Well, if you want it, something like the following should do the job for
you. Personally I think you shouldn't want it:

header __HAS_SUBJECT Subject =~ /./
meta NO_SUBJECT (!__HAS_SUBJECT)
score NO_SUBJECT .01
describe NO_SUBJECT Subject-less message

> So far, I've been receiving a lot of ham with scores > 5. These cases
are

Something is broken, would be my guess. Either that or you are running a
porn site or something else that will take some rather special rules, and
the normal rules are bad for you.

(Note: I'm not making any comparitive comments on the worth of porn sites.
In general I consider them to be reasonably legit businesses, with the
exception of some of those ^&*( hydra sites in Florida with 5 million
non-porn-sounding redirects, and then keep opening more and more browsers
until you have to kill the whole process tree.)

(Hum, I wonder what a set of valid SA rules for a porn site would look
like...)

Loren

> So far, I've been receiving a lot of ham with scores > 5. These cases
are
> declining though because I've added more and more whitelist entries.

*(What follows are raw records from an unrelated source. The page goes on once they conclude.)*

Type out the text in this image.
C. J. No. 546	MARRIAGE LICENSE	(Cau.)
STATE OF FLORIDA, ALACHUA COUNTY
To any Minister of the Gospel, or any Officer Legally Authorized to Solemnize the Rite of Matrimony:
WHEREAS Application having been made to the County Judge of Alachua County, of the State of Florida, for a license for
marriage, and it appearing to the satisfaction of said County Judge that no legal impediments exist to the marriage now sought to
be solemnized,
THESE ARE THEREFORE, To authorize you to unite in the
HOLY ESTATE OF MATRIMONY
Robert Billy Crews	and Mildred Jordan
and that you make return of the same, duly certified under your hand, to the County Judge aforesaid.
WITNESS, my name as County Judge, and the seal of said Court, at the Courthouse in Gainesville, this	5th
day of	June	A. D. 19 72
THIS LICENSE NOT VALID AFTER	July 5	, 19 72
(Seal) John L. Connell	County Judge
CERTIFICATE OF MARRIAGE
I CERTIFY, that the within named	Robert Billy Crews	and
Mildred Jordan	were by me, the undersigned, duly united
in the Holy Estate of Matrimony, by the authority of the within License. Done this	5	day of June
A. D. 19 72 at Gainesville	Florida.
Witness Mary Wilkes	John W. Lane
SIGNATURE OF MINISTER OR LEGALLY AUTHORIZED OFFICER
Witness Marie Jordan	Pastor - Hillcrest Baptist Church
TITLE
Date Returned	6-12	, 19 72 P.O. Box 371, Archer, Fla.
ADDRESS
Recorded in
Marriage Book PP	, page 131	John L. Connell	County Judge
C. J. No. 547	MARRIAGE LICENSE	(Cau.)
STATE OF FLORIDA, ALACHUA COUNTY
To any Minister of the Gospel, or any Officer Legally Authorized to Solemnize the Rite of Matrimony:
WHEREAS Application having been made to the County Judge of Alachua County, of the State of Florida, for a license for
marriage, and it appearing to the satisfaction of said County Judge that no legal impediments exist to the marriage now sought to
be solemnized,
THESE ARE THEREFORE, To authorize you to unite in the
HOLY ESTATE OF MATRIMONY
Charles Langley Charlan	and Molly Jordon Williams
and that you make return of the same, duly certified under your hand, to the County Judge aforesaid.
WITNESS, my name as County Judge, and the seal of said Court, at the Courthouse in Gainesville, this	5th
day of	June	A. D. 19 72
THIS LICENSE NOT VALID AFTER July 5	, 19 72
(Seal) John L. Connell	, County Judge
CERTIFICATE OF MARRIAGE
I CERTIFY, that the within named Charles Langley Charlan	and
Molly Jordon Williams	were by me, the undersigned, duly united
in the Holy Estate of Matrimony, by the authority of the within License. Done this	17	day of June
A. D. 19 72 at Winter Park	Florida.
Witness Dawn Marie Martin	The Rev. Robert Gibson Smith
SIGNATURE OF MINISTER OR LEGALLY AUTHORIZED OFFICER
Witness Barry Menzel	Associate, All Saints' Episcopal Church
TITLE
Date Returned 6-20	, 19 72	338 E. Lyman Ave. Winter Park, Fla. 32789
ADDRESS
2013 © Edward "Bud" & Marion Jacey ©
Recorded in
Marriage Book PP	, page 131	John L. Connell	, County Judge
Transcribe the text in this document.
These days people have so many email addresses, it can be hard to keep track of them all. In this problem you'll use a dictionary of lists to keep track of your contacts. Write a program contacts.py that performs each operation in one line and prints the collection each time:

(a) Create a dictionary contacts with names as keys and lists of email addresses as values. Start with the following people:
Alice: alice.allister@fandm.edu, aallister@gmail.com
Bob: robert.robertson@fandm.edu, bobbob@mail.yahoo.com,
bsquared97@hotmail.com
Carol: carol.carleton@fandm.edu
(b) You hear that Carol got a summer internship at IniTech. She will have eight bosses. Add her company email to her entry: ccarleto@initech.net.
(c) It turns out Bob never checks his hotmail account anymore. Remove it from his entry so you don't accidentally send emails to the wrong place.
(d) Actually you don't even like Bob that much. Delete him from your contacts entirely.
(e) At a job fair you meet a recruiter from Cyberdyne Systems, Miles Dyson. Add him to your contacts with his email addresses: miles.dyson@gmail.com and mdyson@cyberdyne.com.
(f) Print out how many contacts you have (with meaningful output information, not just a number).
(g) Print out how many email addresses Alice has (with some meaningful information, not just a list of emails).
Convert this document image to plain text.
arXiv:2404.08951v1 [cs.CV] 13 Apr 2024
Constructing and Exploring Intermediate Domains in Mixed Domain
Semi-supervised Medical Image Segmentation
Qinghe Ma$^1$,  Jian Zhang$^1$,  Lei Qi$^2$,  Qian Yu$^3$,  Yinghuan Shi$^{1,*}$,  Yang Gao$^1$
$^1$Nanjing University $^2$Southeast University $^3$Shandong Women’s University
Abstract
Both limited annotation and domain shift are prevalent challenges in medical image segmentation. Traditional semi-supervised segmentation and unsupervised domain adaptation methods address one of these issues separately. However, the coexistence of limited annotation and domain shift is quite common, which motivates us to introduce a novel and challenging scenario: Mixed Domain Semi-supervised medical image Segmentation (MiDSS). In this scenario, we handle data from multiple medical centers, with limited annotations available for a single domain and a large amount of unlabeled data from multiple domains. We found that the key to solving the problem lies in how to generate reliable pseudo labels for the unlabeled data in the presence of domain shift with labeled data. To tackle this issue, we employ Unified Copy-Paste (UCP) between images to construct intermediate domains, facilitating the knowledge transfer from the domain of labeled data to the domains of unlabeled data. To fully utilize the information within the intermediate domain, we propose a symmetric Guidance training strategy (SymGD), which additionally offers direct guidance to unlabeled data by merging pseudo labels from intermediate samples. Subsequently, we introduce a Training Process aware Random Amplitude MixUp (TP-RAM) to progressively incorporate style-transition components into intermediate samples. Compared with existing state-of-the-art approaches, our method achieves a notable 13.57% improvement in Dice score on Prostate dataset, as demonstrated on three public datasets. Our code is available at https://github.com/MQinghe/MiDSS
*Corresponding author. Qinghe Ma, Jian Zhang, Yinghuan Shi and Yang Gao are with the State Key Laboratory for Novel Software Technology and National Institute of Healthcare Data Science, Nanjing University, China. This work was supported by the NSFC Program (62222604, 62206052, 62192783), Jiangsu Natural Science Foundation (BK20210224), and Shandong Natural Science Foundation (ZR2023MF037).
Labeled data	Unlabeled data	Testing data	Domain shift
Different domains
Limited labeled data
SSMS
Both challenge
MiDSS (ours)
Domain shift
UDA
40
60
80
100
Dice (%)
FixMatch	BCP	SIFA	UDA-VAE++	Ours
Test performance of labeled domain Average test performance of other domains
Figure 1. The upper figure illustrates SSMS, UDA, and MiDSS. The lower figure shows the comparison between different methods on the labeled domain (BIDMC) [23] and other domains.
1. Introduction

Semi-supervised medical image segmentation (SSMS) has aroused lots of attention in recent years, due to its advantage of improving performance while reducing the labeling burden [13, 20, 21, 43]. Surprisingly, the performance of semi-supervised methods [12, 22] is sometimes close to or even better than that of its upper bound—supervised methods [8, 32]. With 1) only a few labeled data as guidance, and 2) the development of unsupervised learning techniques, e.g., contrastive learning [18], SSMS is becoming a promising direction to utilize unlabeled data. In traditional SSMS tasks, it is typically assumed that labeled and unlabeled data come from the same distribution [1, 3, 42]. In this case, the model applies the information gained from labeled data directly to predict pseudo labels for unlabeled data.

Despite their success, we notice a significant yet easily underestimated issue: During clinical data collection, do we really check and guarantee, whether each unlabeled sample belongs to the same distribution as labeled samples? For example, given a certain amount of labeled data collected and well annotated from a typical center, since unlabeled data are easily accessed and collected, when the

I think whitelisting is probably the wrong approach. You should probably be
adjusting scores on rules that are triggering high, or maybe making
alternate versions of some of these rules.

Loren

Tx Loren,
I've already put this rule to use.
Anyway, most of the ham I got that scored > 5 were various legit newsletters
I subscribe to like Java Developer's Journal.
My site (www.pointer.co.il) is relatively small. We only have about 20
active mail users and very little web traffic.
Checking exim's reject log I can see that in the last week, 54 messages were
rejected by SA because they scored > 12 points.
However, 309 were rejected because they were blacklisted by the exim MTA
before they had the chance to be examined by SA.
I regard the blacklist that is used by the MTA as the first line of defense
and I try to update this blacklist from time to time.
I'm hesitant on reducing the reject threshold to avoid FP. FP almost
doesn't happen to me anymore because of my whitelist but I still have to
educate the other mail users. Some of my users receive a lot of mail in
Russian and we all receive mail in Hebrew. Most of the regexp rules
checking content are for English messages. I'm starting to write some
rules for Hebrew but what I have so far is really very rudimentary and
immature.

--ilan

> -----Original Message-----
> From: Loren Wilton [mailto:lwilton@earthlink.net]
> Sent: Saturday, March 06, 2004 10:51 AM
> To: spamassassin-users@incubator.apache.org
> Subject: Re: Empty Subject Suspected as Spam?
>
>
> Well, if you want it, something like the following should do
> the job for you. Personally I think you shouldn't want it:
>
> header __HAS_SUBJECT Subject =~ /./
> meta NO_SUBJECT (!__HAS_SUBJECT)
> score NO_SUBJECT .01
> describe NO_SUBJECT Subject-less message
>
> > So far, I've been receiving a lot of ham with scores > 5.
> These cases
> are
>
> Something is broken, would be my guess. Either that or you
> are running a porn site or something else that will take some
> rather special rules, and the normal rules are bad for you.
>
> (Note: I'm not making any comparitive comments on the worth
> of porn sites. In general I consider them to be reasonably
> legit businesses, with the exception of some of those ^&*(
> hydra sites in Florida with 5 million non-porn-sounding
> redirects, and then keep opening more and more browsers until
> you have to kill the whole process tree.)
>
> (Hum, I wonder what a set of valid SA rules for a porn site would look
> like...)
>
> Loren
>
>

BTW, are you trying to filter out the empty-body spams that seem to be
cropping up? If so, I think you will find they are missing a To: line as
well as a subject. Filtering for no To and no body seems safer to me than
filtering for an empty subject, if that is what you are trying to catch.

Loren

>
> BTW, are you trying to filter out the empty-body spams that
> seem to be cropping up? If so, I think you will find they
> are missing a To: line as well as a subject. Filtering for
> no To and no body seems safer to me than filtering for an
> empty subject, if that is what you are trying to catch.
>
> Loren
>

I only decided that an empty subject means a possible spam. If it's ham,
it's an unprofessional one...
It's a good point though that an empty "To:" and an empty body should also
trigger rules. IMHO, they should each trigger a separate rule. However, if
they are both present the message merits more points. You can probably
argue that in such case you wouldn't want to see the message anyway.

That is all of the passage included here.